Yesterday: Japan.  Today: China.  Stakeholders, journalists, and even a fairly wide swath of bond traders are eager to make sense of the past 2 days of weakness, even when that weakness isn't easily ascribed to a single headline or development.

The first big trading idea in 2018 is to SELL longer-term bonds faster than shorter-term bonds (aka a "curve steepening" trade).  We knew this was a risk.  We also knew the resulting movement wouldn't come with a satisfying way to explain it.  After all, who wants to say "supply-related anxieties in govies and corporates combined with a glut of new year liquidity and repositioning in bond markets (even if it's only marked profit-taking on 2017's "flattener" trade) to force a break above key technical levels, fueled by room to run in slow stochastics and other longer-term momentum indicators?"  Certainly not me... No one would understand it or believe it, after all!

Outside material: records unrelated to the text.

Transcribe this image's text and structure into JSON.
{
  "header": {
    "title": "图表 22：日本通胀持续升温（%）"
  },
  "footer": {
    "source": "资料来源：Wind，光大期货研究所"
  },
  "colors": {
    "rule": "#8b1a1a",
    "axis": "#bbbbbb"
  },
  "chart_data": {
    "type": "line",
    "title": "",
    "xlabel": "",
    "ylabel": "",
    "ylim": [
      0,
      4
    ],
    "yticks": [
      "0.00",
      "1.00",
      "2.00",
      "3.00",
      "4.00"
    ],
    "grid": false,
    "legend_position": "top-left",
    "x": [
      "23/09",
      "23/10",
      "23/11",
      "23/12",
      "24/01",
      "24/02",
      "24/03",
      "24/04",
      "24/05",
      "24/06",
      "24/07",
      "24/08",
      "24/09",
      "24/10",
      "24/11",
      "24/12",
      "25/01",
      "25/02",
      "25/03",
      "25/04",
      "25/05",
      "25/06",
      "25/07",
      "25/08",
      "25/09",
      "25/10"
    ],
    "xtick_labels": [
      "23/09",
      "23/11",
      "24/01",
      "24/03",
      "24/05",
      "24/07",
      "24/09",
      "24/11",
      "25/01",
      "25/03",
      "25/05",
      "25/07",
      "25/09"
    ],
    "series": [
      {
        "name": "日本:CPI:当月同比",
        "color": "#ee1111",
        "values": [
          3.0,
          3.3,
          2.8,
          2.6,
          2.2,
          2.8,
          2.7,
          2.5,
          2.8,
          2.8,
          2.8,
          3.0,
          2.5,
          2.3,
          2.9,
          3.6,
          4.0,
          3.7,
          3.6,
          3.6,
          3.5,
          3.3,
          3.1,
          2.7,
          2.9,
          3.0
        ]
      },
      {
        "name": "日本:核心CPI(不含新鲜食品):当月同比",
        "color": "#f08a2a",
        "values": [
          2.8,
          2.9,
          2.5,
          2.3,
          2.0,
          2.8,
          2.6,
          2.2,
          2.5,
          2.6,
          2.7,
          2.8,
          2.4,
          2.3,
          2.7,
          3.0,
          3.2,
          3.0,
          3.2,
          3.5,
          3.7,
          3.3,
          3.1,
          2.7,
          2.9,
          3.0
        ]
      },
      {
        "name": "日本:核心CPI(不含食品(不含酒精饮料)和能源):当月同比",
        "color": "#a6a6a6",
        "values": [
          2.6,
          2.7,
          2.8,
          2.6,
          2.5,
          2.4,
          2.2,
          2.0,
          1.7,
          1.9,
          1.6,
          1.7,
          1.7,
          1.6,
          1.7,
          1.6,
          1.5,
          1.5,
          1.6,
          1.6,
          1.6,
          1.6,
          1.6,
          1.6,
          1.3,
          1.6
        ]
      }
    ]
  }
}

It's far easier to say things like:

"Japan unexpectedly cut its bond purchase operation by 10 billion Yen" -yesterday

"China says it could slow its purchases of US Treasuries" -today

At least yesterday's news out of Japan had the benefit of being based on hard facts.  Today's China-related news was one of those stories that was in the right place at the right time--making its way to the top of the journalistic heap despite citing unnamed sources with vague information that the foreign government in question refused to corroborate.  

The bottom line is that the China news wasn't 1/10th of the market mover it was made out to be.  Reasons were covered in detail for MBS Live members in this update as well as the attached video.  Markets showed their willingness to disregard the news in earnest after the strong 10yr Treasury auction, ultimately returning very close to 'unchanged' on the day.  Fannie 3.5 MBS ended the day just 1/32nd weaker.  Almost every lender put out a positive reprice by the end of the day, although the average lender didn't quite make it back to yesterday's levels.